2. **Reply context with message IDs** — v2's truncated reply preview is lossy. Consider restoring the `reply_to="<id>"` attribute so agents can reference prior messages by sequence number for structured threading.
3. **Trigger pattern unit tests** — v2 moved trigger logic to the DB but lost test coverage. The DB schema and router must enforce the same invariants (word boundaries, case-insensitivity, custom per-group overrides) that v1 tested. Recommend adding integration tests to `src/router.ts` or `src/channels/adapter.ts` to verify trigger matching.

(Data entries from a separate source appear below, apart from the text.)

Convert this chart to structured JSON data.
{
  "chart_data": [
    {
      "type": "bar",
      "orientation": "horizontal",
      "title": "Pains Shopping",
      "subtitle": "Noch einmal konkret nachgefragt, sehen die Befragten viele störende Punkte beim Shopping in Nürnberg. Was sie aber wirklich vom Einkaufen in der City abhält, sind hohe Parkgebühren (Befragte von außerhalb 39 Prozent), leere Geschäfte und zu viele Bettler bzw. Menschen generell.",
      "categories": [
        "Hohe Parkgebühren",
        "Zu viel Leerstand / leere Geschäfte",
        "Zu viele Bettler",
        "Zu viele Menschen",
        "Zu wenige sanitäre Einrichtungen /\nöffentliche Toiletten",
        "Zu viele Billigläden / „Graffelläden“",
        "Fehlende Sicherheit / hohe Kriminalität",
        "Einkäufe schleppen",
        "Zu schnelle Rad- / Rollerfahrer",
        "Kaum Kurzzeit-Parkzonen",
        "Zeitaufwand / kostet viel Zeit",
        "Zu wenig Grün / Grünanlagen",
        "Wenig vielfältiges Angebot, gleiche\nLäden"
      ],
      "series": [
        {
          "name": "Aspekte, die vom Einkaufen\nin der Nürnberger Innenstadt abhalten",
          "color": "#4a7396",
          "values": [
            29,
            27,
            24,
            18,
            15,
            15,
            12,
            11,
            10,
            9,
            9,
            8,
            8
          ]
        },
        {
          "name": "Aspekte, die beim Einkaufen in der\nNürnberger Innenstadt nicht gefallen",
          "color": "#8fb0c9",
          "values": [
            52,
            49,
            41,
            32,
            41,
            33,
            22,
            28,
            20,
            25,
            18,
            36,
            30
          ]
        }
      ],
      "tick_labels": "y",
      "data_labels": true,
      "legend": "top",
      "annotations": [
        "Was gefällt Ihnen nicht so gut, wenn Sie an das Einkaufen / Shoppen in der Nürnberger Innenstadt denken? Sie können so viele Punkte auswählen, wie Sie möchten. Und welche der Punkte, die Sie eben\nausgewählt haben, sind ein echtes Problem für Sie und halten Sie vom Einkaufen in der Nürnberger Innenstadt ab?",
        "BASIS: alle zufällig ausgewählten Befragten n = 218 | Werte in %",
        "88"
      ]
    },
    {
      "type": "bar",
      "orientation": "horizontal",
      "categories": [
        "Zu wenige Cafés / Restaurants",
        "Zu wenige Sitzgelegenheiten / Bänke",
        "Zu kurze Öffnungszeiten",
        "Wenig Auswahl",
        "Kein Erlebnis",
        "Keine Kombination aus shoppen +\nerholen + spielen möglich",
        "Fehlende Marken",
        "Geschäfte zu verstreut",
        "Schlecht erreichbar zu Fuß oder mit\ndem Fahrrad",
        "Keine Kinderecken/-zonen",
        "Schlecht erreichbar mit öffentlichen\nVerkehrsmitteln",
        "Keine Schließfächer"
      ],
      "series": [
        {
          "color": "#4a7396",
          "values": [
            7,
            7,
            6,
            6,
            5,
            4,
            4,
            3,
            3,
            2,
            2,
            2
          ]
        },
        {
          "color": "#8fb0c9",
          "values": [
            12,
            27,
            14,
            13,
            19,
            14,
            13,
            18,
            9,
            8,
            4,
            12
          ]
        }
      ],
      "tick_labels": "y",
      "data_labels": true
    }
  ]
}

4. **Internal tag stripping tests** — v2 agent-runner should include unit tests for `stripInternalTags()` (if the skill applies) to prevent regression when Claude adds `<internal>` thinking tags.
The v1 test file serves as a **specification document** for channel formatting and trigger gating that v2 partially refactored away. Keeping it in the repo (even unpowered) documents the intended semantics.